MISINFORMATIONFor Accurate Health Information: Mainstream News More Reliable Than Social, Alternative Media

Published 13 January 2022

New study finds that accurate and truthful health-related information has been found by individuals who rely more on mainstream news. Meanwhile, people who depend on social media or less-established forms of “alternative” health media are more likely to subscribe to false beliefs about health.

People may find it difficult to discern the facts about vaccines with the extensive amount of health misinformation disseminated on websites and social media.

Accuracy and truth, according to a new study involving three countries, including the United States, has been found by individuals who rely more on mainstream news. Meanwhile, people who depend on social media or less-established forms of “alternative” health media are more likely to subscribe to false beliefs about health.

In a study published in Health Communication, experts from the University of Michigan, National University of Singapore and Koc University in Turkey said the findings shed light on the conditions under which digital media use can help or hinder the tendency to believe in health misinformation.
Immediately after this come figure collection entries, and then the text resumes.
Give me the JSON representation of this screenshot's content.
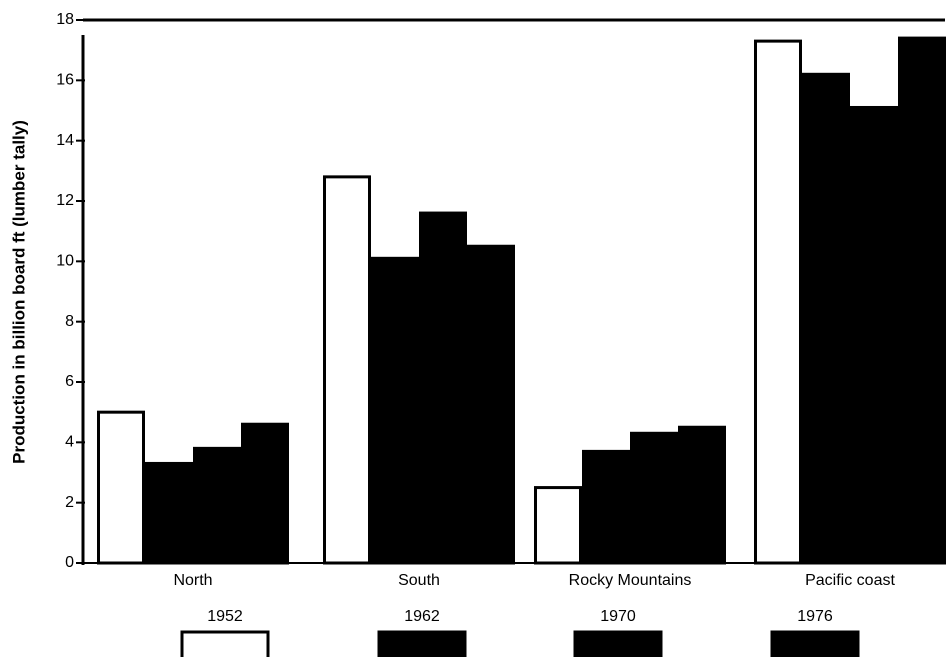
{
  "chart_data": {
    "type": "bar",
    "ylabel": "Production in billion board ft (lumber tally)",
    "categories": [
      "North",
      "South",
      "Rocky  Mountains",
      "Pacific  coast"
    ],
    "series": [
      {
        "name": "1952",
        "color": "#ffffff",
        "values": [
          5.0,
          12.8,
          2.5,
          17.3
        ]
      },
      {
        "name": "1962",
        "color": "#000000",
        "values": [
          3.3,
          10.1,
          3.7,
          16.2
        ]
      },
      {
        "name": "1970",
        "color": "#000000",
        "values": [
          3.8,
          11.6,
          4.3,
          15.1
        ]
      },
      {
        "name": "1976",
        "color": "#000000",
        "values": [
          4.6,
          10.5,
          4.5,
          17.4
        ]
      }
    ],
    "edgecolor": "#000000",
    "ylim": [
      0,
      18
    ],
    "yticks": [
      0,
      2,
      4,
      6,
      8,
      10,
      12,
      14,
      16,
      18
    ],
    "legend": "bottom"
  }
}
“These findings also show that extensive reliance on social media and alternative health media for news mostly overwhelms the individual differences in predicting misinformation belief,” said Scott Campbell, the Constance F. and Arnold C. Pohs Professor of Telecommunications in the U-M Department of Communication and Media.

Campbell and colleagues also investigated how different thinking styles can support and suppress the links between media use and health misinformation belief.

The findings show that in addition to social and alternative media use for health information, those most susceptible also tend to place a high degree of trust in their own intuition when encountering new information (“faith in intuition”) and prefer to make sense of new information in elaborate and structured ways (“need for cognition”).

These personal styles interact with media use to predict whether people are likely to believe false information about health and health care, the researchers say.

More than 3,600 participants in Singapore, Turkey and the U.S. disclosed their beliefs about vaccines, genetically modified foods and alternative medicine. The information sources involved mainstream (or “legacy”) media, social media and alternative health outlets, which advocate homeopathic remedies over conventional medicine.

“This emergent pattern underscores the possibility that institutional news sources could better protect from the spread of misinformation than social media, perhaps because of editorial gatekeeping differences across news, social and alternative media,” Campbell said.